As Persson (2009) points out, it is left to transgender individuals to educate service providers regarding their needs because of the lack of knowledge and training about transgender identity and sexuality necessary for service providers to respond adequately to their patients. That is neither ethical nor just in the 21st century.
— Michael Fitz, MSW, LSW, is a recent graduate of the School of Social Work at Temple University in Philadelphia.
• Bockting, W. O. (2009). Transforming the paradigm of transgender health: A field in transition. Sexual and Relationship Therapy, 24(2), 103-107.
• Gates, G. J., & Newport, F. (2013). LGBT percentage highest in D.C., lowest in North Dakota. Retrieved from http://www.gallup.com/poll/160517/lgbt-percentage-highest-lowest-north-dakota.aspx.

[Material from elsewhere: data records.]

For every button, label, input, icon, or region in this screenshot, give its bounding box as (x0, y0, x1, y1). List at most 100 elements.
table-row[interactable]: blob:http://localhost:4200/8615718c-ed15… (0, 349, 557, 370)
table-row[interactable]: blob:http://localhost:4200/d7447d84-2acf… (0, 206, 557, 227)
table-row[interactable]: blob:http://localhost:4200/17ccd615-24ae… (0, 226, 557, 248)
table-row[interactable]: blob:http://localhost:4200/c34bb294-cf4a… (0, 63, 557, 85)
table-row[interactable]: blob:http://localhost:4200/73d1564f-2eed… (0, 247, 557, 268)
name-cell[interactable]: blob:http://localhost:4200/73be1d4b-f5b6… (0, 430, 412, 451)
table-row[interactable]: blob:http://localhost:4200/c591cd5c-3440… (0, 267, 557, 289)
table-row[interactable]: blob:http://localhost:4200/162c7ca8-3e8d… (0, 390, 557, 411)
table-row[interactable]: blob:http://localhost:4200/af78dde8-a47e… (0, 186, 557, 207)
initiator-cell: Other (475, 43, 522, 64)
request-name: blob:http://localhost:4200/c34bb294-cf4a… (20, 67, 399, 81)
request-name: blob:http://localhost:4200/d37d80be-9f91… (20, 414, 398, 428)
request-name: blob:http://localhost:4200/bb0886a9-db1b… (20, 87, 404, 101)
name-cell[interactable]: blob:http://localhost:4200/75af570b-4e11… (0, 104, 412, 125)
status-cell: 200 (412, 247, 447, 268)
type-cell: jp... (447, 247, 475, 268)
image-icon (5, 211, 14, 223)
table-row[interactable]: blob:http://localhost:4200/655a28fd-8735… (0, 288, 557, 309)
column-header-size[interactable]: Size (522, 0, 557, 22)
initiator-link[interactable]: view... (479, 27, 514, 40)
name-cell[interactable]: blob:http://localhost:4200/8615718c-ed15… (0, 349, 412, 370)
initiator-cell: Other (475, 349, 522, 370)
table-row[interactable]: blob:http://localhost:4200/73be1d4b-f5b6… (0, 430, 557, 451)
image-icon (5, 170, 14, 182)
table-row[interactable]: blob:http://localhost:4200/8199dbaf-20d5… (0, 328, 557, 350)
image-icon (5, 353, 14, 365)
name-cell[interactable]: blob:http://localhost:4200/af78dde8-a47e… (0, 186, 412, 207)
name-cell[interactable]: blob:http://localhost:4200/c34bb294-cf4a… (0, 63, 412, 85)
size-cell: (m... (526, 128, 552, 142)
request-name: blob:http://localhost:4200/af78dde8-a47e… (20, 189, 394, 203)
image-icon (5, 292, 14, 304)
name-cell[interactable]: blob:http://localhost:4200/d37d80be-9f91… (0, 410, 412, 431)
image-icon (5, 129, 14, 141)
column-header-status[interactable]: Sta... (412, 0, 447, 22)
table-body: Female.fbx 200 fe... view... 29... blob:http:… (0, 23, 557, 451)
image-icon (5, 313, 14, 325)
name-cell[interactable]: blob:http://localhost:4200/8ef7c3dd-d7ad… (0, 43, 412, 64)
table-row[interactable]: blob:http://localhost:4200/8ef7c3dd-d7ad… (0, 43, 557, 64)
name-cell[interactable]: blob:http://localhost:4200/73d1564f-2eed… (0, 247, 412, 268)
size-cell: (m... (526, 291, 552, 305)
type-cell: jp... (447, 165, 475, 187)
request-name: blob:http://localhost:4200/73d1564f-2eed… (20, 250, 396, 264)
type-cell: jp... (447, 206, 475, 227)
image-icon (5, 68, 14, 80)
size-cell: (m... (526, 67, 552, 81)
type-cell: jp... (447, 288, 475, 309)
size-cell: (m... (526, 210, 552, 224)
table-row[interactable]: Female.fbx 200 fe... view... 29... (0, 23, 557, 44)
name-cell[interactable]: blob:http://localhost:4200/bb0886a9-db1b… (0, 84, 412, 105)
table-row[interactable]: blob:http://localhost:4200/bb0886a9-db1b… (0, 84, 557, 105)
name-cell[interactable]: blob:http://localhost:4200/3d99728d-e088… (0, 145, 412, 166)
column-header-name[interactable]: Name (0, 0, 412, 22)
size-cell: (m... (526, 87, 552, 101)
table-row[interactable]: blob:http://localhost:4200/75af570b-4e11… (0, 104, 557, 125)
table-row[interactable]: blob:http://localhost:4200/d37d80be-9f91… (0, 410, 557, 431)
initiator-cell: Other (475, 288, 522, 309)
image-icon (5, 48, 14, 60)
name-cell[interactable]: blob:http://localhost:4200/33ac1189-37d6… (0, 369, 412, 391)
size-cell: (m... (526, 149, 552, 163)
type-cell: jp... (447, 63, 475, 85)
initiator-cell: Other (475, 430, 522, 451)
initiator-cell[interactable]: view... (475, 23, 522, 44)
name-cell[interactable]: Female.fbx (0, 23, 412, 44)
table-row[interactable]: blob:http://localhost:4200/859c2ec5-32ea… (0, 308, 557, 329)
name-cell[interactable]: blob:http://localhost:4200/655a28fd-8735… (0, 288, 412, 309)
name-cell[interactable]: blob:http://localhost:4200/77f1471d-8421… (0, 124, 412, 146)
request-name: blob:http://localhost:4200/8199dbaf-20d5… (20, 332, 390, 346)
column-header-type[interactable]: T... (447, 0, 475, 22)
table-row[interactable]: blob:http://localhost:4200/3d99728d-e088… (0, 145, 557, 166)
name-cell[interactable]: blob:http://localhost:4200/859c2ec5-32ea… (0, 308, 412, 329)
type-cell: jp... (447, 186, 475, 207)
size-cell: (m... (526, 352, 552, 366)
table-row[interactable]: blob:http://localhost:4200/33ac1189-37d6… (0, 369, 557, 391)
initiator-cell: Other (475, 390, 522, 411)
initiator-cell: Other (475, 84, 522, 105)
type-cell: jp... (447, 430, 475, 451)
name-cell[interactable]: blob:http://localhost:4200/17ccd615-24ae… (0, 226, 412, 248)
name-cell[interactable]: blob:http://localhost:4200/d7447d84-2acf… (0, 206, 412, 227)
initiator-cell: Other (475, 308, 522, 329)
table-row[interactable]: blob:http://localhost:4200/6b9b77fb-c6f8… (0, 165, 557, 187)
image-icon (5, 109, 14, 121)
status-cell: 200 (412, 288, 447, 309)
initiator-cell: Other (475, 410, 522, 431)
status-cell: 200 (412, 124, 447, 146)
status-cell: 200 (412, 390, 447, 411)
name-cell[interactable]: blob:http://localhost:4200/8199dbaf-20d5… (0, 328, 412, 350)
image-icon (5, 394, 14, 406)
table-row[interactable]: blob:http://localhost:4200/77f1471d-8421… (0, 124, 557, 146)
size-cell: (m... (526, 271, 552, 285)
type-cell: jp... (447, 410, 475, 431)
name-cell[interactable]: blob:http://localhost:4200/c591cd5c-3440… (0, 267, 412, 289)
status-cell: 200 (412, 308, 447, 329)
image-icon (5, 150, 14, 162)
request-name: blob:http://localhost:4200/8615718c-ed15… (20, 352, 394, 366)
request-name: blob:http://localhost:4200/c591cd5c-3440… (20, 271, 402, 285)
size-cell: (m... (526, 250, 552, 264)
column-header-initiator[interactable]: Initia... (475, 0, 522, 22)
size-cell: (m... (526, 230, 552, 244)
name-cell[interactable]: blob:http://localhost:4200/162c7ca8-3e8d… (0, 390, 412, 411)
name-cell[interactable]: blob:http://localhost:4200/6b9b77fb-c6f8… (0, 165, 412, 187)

• Grant, J. M., Mottet, L. A., Tanis, J., Harrison, J., Herman, J. L., & Keisling, M. (2011). Injustice at every turn: A report of the national transgender discrimination survey. Retrieved from http://issuu.com/lgbtagingcenter/docs/ntds_report.
• McFarland, P. L., & Sanders, S. (2003). A pilot study about the needs of older gays and lesbians. Journal of Gerontological Social Work, 40(3), 67-80.
• Poteat, T., German, D., & Kerrigan, D. (2013). Managing uncertainty: A grounded theory of stigma in transgender health care encounters. Social Science & Medicine, 84, 22-29.
• Witten, T. M. (2008). Graceful exits: Intersections of aging, transgender identities, and the family/community. Journal of GLBT Family Studies, 5(1-2), 35-61.
• Witten, T. M., & Eyler, A. E. (2012). Gay, lesbian, bisexual, and transgender aging: challenges in research, practice, and policy. Baltimore, MD: Johns Hopkins University Press.